I'd wager that all of the big Gen AI companies have planned to use this exact dataset, and many or them probably have already.
fake-name
19 hours ago
> It's trivial to normalise the various formats,
Ha. Ha. ha ha ha.
As someone who as pretty broadly tried to normalize a pile of books and documents I have legitimate access to, no it is not.
You can get good results 80% of the time, usable but messy results 18% of the time, and complete garbage the remaining 2%. More effort seems to only result in marginal improvements.
bawolff
19 hours ago
98% sounds good enough for the usecase suggested here.
pastage
16 hours ago
Writing good validators for data is hard. You can be 100% sure that there will be bad data in those 98%. From my own experience I thought I had 50% of the books converted correctly and then I found I still had junk data and gave up, it is not an impossible problem I just was not motivated to fix it on my own. Working with your own copies is fine, but when you try to share that you get into legal issues that I just do not feel are that interesting to solve.

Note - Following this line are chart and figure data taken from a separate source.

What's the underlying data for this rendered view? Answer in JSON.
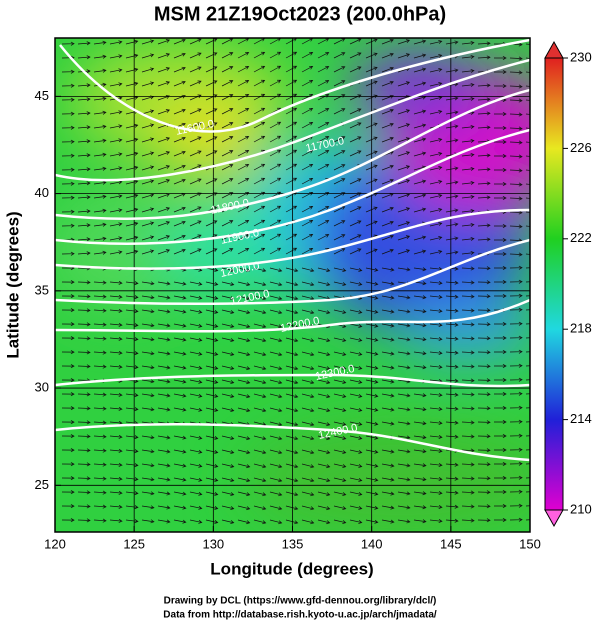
{
  "chart_data": {
    "type": "map",
    "title": "MSM 21Z19Oct2023 (200.0hPa)",
    "xlabel": "Longitude (degrees)",
    "ylabel": "Latitude  (degrees)",
    "xlim": [
      120,
      150
    ],
    "ylim": [
      22.6,
      48
    ],
    "xticks": [
      120,
      125,
      130,
      135,
      140,
      145,
      150
    ],
    "yticks": [
      25,
      30,
      35,
      40,
      45
    ],
    "grid": true,
    "colorbar": {
      "lim": [
        210,
        230
      ],
      "ticks": [
        210,
        214,
        218,
        222,
        226,
        230
      ]
    },
    "contours": [
      {
        "value": 11600,
        "label": "11600.0"
      },
      {
        "value": 11700,
        "label": "11700.0"
      },
      {
        "value": 11800,
        "label": "11800.0"
      },
      {
        "value": 11900,
        "label": "11900.0"
      },
      {
        "value": 12000,
        "label": "12000.0"
      },
      {
        "value": 12100,
        "label": "12100.0"
      },
      {
        "value": 12200,
        "label": "12200.0"
      },
      {
        "value": 12300,
        "label": "12300.0"
      },
      {
        "value": 12400,
        "label": "12400.0"
      }
    ],
    "credits": [
      "Drawing by DCL (https://www.gfd-dennou.org/library/dcl/)",
      "Data from http://database.rish.kyoto-u.ac.jp/arch/jmadata/"
    ]
  }
}
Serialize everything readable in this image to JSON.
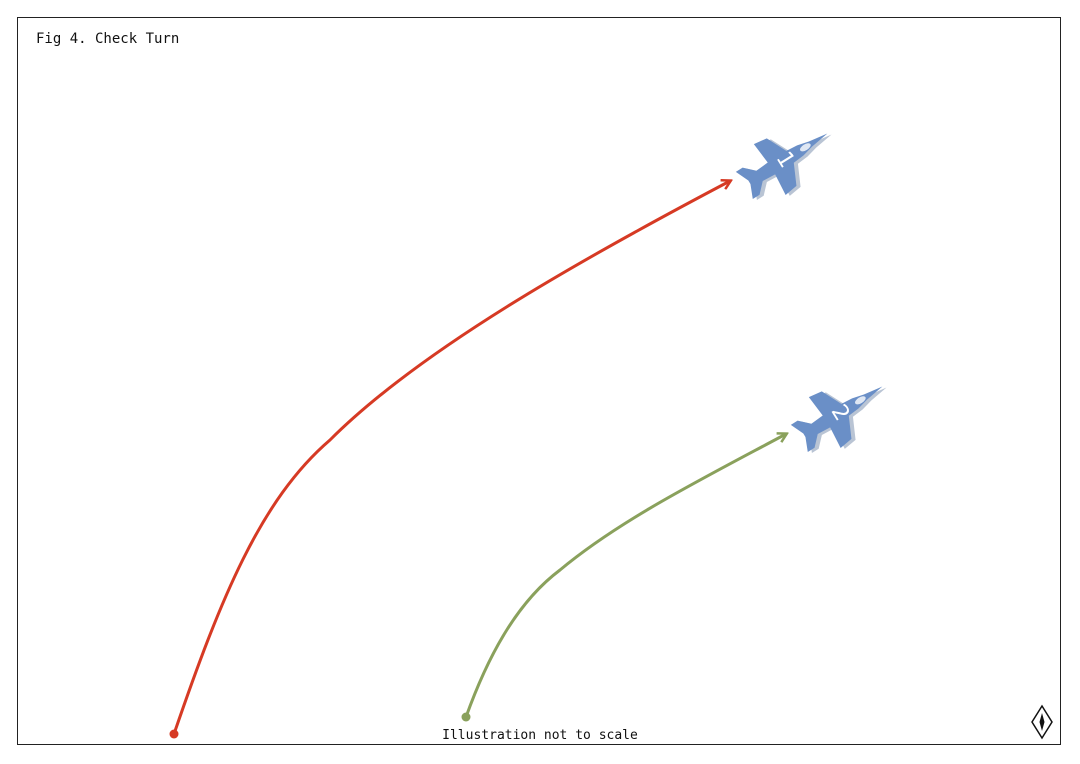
{
  "title": "Fig 4. Check Turn",
  "caption": "Illustration not to scale",
  "colors": {
    "aircraft": "#6a8fc7",
    "aircraft_shadow": "#b9c4d4",
    "path_lead": "#d63a24",
    "path_wing": "#8aa15c",
    "frame": "#222222"
  },
  "aircraft": [
    {
      "label": "1"
    },
    {
      "label": "2"
    }
  ],
  "icons": {
    "compass": "north-arrow-icon"
  }
}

Edit: my point is that I would like to share my work but that is hard to do in a legal way. That is the main reason I gave up.
landl0rd
13 hours ago
2% garbage, if some of that garbage falls out the right way, is more than enough to seriously degrade search result quality.
carlosjobim
13 hours ago
It's better than nothing, and nothing is what we currently have.
trollbridge
13 hours ago
Decent storage is $10/TB, so for $10,000 you could just keep the entire 1PB of data.
A rather obvious question is if someone has trained an LLM on this archive yet.
moffkalast
13 hours ago
A rather obvious answer is Meta is currently being sued for training Llama on Anna's archive.
You can be practically certain that every notable LLM has been trained on it.
rthnbgrredf
9 hours ago
> You can be practically certain that every notable LLM has been trained on it.
But only Meta was kind of not so smart to publicly admit it.